Today I’d like to encourage you to attend a writers conference if at all possible. I know these can be expensive, but I feel they are well worth the money and the time.
Given that I live in Northern California, for the last three years I’ve attended the San Francisco Writers Conference. When I lived in New York, I had the opportunity to attend a variety of different conferences in Manhattan. Each time I’ve attended a conference I’ve left with loads of great information on writing, getting published, the publishing industry, publishing trends, and promoting myself and my writing projects.
Conferences are a great place to hobnob with other writers and to learn what they are doing to help themselves obtain an agent or sell their work to publishing houses. As nonfiction writers, networking with other nonfiction writers who are building their platforms can help us find places to speak and think of unique ways to make ourselves known in our own marketplaces.
Conference usually feature expert speakers who offer advice on building platforms, promoting our books, self-publishing, writing query letters and proposals, gaining Internet exposure, building readership, getting an agent, approaching a publishing house, pitching our work, writing for publications, and much more. In addition, many of the sessions are led by agents and editors at publishing houses, so you get to hear from publishing professionals first hand.

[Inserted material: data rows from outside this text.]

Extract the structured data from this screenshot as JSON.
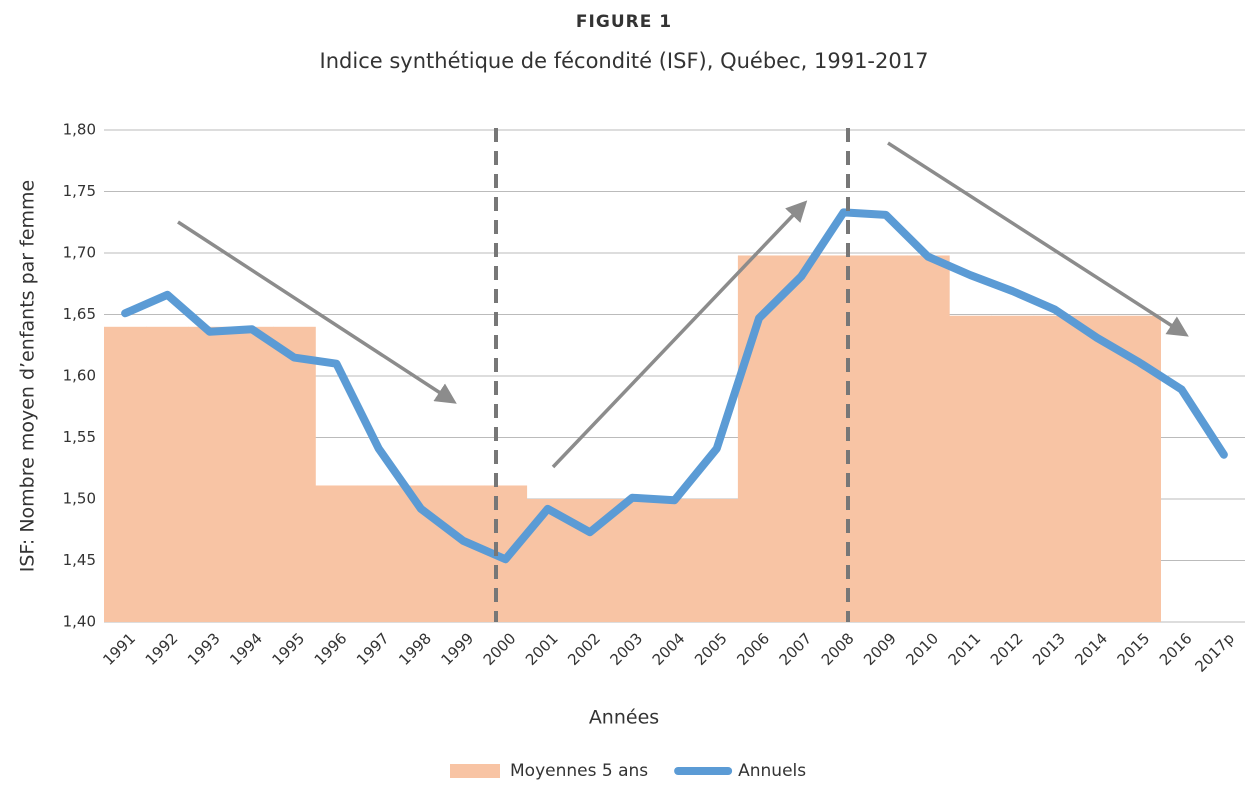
{
  "chart_data": {
    "type": "bar_line",
    "title": "FIGURE 1",
    "subtitle": "Indice synthétique de fécondité (ISF), Québec, 1991-2017",
    "x_label": "Années",
    "y_label": "ISF: Nombre moyen d’enfants par femme",
    "categories": [
      "1991",
      "1992",
      "1993",
      "1994",
      "1995",
      "1996",
      "1997",
      "1998",
      "1999",
      "2000",
      "2001",
      "2002",
      "2003",
      "2004",
      "2005",
      "2006",
      "2007",
      "2008",
      "2009",
      "2010",
      "2011",
      "2012",
      "2013",
      "2014",
      "2015",
      "2016",
      "2017p"
    ],
    "series": [
      {
        "name": "Moyennes 5 ans",
        "type": "bar",
        "color": "#f8c4a4",
        "values": [
          1.64,
          1.64,
          1.64,
          1.64,
          1.64,
          1.511,
          1.511,
          1.511,
          1.511,
          1.511,
          1.5,
          1.5,
          1.5,
          1.5,
          1.5,
          1.698,
          1.698,
          1.698,
          1.698,
          1.698,
          1.649,
          1.649,
          1.649,
          1.649,
          1.649,
          null,
          null
        ]
      },
      {
        "name": "Annuels",
        "type": "line",
        "color": "#5b9bd5",
        "values": [
          1.651,
          1.666,
          1.636,
          1.638,
          1.615,
          1.61,
          1.541,
          1.492,
          1.466,
          1.451,
          1.492,
          1.473,
          1.501,
          1.499,
          1.541,
          1.647,
          1.681,
          1.733,
          1.731,
          1.697,
          1.682,
          1.669,
          1.654,
          1.631,
          1.611,
          1.589,
          1.536
        ]
      }
    ],
    "ylim": [
      1.4,
      1.8
    ],
    "yticks": [
      {
        "value": 1.4,
        "label": "1,40"
      },
      {
        "value": 1.45,
        "label": "1,45"
      },
      {
        "value": 1.5,
        "label": "1,50"
      },
      {
        "value": 1.55,
        "label": "1,55"
      },
      {
        "value": 1.6,
        "label": "1,60"
      },
      {
        "value": 1.65,
        "label": "1,65"
      },
      {
        "value": 1.7,
        "label": "1,70"
      },
      {
        "value": 1.75,
        "label": "1,75"
      },
      {
        "value": 1.8,
        "label": "1,80"
      }
    ],
    "grid": true,
    "legend": "bottom"
  }
}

In addition, at conferences you get the chance to meet agents and publisher face to face. Many conferences feature sessions during which you can pitch your book idea directly to agents and editors. For instance, at the San Francisco Writers Conference, every year I have participated in their “Speed Dating for Agents” session. I get three minutes to pitch an agent before moving on to another. Some years I’ve pitched to as many as 10 agents! The interested agents give me their contact information, and I then follow up with a proposal. Also, I can send them the requested information an envelope that indicates that they did, indeed, request it, which means my work doesn’t disappear into a slush pile. It may get read sooner; thus, I may get a reply sooner. In addition, the conference normally provides attendees with contact information for all the agents and editors participating in the conference, so you can pitch to them by query letter and at least mention that you were at the conference.
Then, of course, you might have the opportunity to talk to an agent or editor in the bar or in the lobby of the hotel where the conference is being held. Or you might meet another writer who gives you a lead on the perfect publisher for your book.
You just never know what will happen at a writers conference, but I can assure you that whatever happens it will be good and it will further your writing career.